- Directed by: Irving Cummings
- Written by: Keene Thompson Jo Swerling
- Starring: Jack Holt Lillian Miles Walter Connolly
- Cinematography: Ted Tetzlaff
- Production company: Columbia Pictures
- Distributed by: Columbia Pictures
- Release date: November 15, 1932;
- Running time: 70 minutes
- Country: United States
- Language: English

= Man Against Woman =

1932 film

Man Against Woman is a 1932 American pre-Code crime film directed by Irving Cummings and starring Jack Holt, Lillian Miles (in her first starring role) and Walter Connolly.
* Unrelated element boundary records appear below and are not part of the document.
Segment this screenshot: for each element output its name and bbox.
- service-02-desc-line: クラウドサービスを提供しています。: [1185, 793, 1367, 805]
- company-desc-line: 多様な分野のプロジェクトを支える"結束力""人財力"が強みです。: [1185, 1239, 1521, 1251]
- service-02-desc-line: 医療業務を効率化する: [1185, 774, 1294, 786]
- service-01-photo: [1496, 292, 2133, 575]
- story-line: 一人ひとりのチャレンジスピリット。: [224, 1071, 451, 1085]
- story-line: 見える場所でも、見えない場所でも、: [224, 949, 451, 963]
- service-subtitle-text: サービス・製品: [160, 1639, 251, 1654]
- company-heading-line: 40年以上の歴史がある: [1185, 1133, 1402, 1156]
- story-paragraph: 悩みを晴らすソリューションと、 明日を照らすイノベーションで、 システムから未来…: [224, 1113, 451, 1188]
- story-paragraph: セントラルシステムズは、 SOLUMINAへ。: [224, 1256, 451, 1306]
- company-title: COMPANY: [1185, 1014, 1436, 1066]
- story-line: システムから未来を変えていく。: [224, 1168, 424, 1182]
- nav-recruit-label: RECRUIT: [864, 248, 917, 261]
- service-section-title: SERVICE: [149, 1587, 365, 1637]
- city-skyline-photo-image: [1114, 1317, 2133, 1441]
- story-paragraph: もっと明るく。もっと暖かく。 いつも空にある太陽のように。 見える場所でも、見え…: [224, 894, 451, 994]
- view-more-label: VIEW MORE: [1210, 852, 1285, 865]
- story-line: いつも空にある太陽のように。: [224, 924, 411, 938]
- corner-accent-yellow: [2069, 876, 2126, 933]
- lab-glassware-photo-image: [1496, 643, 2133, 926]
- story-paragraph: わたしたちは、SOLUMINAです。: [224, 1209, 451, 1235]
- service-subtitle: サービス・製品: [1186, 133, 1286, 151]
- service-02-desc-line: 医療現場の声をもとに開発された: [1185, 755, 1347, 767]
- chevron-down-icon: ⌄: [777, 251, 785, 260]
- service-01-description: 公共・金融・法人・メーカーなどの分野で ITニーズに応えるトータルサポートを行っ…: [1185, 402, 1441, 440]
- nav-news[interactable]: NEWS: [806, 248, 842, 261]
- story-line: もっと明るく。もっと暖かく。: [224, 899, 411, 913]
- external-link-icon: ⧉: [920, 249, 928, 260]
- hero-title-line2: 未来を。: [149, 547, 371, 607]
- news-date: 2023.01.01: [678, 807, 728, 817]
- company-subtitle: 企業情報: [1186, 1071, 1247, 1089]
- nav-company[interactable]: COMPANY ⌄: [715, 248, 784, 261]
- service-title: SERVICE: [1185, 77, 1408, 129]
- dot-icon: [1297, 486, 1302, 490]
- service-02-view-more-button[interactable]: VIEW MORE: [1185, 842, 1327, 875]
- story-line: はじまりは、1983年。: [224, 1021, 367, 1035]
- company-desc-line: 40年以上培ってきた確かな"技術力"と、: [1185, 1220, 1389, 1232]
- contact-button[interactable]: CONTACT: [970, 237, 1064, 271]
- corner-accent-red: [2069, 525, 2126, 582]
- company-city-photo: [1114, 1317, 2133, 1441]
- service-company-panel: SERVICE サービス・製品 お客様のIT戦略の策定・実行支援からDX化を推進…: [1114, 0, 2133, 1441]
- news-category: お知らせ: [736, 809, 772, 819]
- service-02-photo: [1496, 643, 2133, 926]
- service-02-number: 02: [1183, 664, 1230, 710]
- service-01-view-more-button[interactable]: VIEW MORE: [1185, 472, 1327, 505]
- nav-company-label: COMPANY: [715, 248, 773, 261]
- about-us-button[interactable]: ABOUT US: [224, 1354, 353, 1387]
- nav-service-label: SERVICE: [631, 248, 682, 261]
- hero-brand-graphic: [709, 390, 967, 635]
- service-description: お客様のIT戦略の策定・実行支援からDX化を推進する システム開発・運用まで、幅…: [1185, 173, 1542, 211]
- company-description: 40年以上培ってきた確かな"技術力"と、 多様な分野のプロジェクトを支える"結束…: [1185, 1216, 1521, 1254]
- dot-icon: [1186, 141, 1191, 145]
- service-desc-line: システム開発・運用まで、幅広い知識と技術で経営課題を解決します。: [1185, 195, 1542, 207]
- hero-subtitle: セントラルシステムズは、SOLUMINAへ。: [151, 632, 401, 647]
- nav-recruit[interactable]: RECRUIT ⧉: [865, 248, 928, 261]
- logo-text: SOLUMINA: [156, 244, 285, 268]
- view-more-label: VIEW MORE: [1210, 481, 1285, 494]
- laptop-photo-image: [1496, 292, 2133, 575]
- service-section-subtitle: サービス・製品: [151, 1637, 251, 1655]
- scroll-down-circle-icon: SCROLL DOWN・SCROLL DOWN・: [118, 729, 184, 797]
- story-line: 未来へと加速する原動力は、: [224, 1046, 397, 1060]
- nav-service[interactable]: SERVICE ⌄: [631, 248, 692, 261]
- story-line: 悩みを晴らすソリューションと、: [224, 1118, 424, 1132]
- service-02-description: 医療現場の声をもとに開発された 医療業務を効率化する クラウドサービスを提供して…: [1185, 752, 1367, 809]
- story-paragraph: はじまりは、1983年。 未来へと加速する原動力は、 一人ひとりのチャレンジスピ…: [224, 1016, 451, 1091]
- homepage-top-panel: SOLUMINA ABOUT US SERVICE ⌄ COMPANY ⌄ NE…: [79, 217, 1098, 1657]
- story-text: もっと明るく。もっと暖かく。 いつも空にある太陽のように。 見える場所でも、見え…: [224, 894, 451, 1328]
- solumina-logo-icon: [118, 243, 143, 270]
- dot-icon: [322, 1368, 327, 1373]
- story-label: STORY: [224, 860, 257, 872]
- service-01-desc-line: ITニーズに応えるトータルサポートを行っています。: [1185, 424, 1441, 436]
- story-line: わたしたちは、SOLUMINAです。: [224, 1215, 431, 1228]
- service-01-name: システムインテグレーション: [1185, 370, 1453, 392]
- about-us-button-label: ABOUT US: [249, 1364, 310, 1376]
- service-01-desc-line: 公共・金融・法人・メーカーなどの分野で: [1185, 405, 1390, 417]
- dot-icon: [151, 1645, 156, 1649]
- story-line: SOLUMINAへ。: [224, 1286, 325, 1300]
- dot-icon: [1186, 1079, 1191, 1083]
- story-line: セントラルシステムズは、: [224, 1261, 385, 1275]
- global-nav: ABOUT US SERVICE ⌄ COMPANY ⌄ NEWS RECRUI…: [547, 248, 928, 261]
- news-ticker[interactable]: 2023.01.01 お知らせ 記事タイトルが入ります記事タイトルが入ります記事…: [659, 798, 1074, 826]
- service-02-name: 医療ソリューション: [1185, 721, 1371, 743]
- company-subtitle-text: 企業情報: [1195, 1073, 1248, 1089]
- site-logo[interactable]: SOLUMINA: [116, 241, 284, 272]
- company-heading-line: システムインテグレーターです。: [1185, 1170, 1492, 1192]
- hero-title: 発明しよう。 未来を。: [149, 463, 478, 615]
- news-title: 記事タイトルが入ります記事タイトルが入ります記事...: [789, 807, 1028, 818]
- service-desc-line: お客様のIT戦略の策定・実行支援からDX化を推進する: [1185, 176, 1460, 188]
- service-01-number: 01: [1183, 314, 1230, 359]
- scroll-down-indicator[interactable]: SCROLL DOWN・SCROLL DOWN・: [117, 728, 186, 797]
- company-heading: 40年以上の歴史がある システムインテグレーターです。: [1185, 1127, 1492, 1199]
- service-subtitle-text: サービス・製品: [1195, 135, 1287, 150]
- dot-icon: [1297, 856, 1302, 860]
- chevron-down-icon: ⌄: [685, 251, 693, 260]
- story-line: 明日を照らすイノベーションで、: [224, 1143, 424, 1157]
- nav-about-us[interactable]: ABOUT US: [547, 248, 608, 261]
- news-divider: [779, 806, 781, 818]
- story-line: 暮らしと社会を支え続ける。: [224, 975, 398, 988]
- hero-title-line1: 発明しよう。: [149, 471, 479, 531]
The film was originally known as Plainclothes Man.

==Plot==
Tough New York cop Johnny McCloud falls in love with nightclub singer Lola Parker, but she seems more involved with gangster George Perry.

==Cast==
- Jack Holt as Johnny McCloud
- Lillian Miles as Lola Parker
- Walter Connolly as 	Mossie Ennis
- Gavin Gordon as George Perry
- Arthur Vinton as Happy O'Neill
- Jack La Rue as Alberti
- Clarence Muse as Smoke Johnson
- Emmett Corrigan as 	Christy
- Harry Seymour as Brodie
- Kathrin Clare Ward as Landlad

==Critical reception==
In his review of the film in The New York Times, film critic Mordaunt Hall wrote that the "exploits in this tale are scarcely credible, but the film affords some unconscious amusement." Regarding the actors, Hall wrote that "Holt is miscast in the part of the sleuth," "Connolly [...] gives an excellent performance, which at least atones for some of the shortcomings in the film," and that "Miles is acceptable as the torch singer."

==Bibliography==
- Langman, Larry & Finn, Daniel. A Guide to American Crime Films of the Thirties. Greenwood Press, 1995.